The study, Identification of Safety Risks for High-Performance Sustainable Construction Projects, is behind a fence, but the abstract summarizes the dangers:
The US Green Building Council (USGBC) sponsored LEED green building program represents the largest program in the United States for the measurement, verification, and certification of green buildings. A recent study found that LEED certified buildings have accounted for a higher injury rate than comparative traditional non‐LEED buildings. .... The results indicate that (1) workers on LEED construction projects are exposed to work at height, with electrical current, near unstable soils, and near heavy equipment for a greater period of time than on traditional projects; (2) workers are exposed to new high risk tasks such as constructing atria, installing green roofs, and installing photovoltaic (PV) panels.
Architectural Record recently picked up the story, in an article titled New Research Reveals the Safety Hazards of Green Building, and writes about the study by Matthew Hollowell:
Hallowell and his team of researchers were able to identify 14 LEED credentials [sic] that may create heightened risks to construction workers. Most notable risks include a perceived 41% higher risk associated with installing sustainable roofing, a perceived 37% increase in risk from installing PV panels for on-site renewable energy, a perceived 36% additional risk of cuts, abrasions and lacerations from construction waste management and perceived 32% heightened risk of falls from installing skylights and atriums to meet the daylight and views credit.
The article then lists some examples of the kinds of risk that are purported to be bigger in green building,with suggested mitigations. For instance, white roofs are shiny, so installers should wear sunglasses. Building Commissioning agents distract and scare workers, so they should take courses and wear protective clothing. Dumpster diving after mistakenly trashed recyclables might lead to sprains and cuts. And of course, if you are on roofs installing solar panels and skylights, you are more likely to fall off, so why don't you put your solar panels on the ground instead.

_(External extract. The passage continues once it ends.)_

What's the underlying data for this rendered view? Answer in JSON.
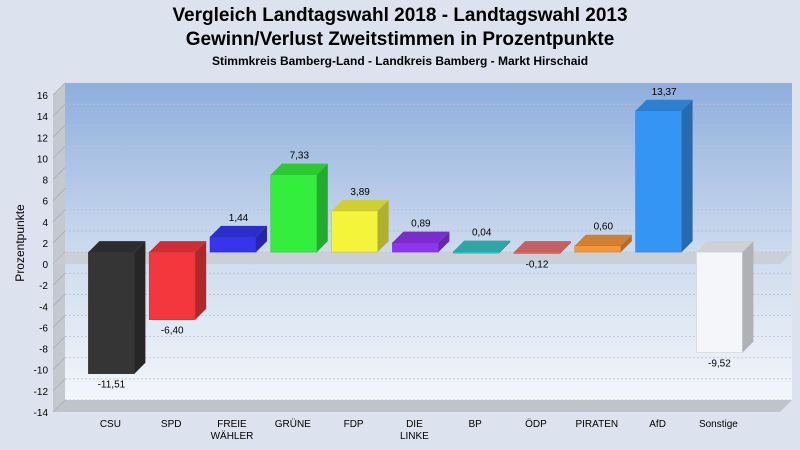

One has to point out that LEED is a measuring system, not a building system. Lots of buildings that are not LEED certified have skylights on the roof and ducts on the ceilings. Nor is every green building LEED certified. Getting on roofs and ladders is dangerous, whether the building is LEED certified or not. The study appears to imply that in LEED buildings, workers spend more time on ladders and roofs and jumping in dumpsters, but lots of buildings have fancy finishes and complicated details that take longer to install. It is just completely silly; One could probably find statistics that indicate that the rate of accidents at building sites more than one storey high and do a headline saying New Research Reveals the Safety Hazards of High Building.
As one commenter noted:
100% Spot-On!!. As soon as a Construction Worker finds out that he or she is working on a "Green" Project, they immedietly forget all previous training, become blind, lose their sense of balance, develop a death wish and go out of their way to do bad work and bring harm to others. One major correction, worthy of note: When construction workers see a Commissioning Agent come on to their work site, they "Jump", rather than fall off of the building.
I have a lot of problems with the LEED rating system. But I have bigger problems with the right wing reaction against green building and the endless LEED-bashing that has been going on. The real problem with this whole story is that in about a week, Fox News or some right wing politician will be screaming Study Shows LEED Kills! . But if the study had said "more complicated buildings with more stuff on the roof are more dangerous to build" it wouldn't be news, because it is obvious.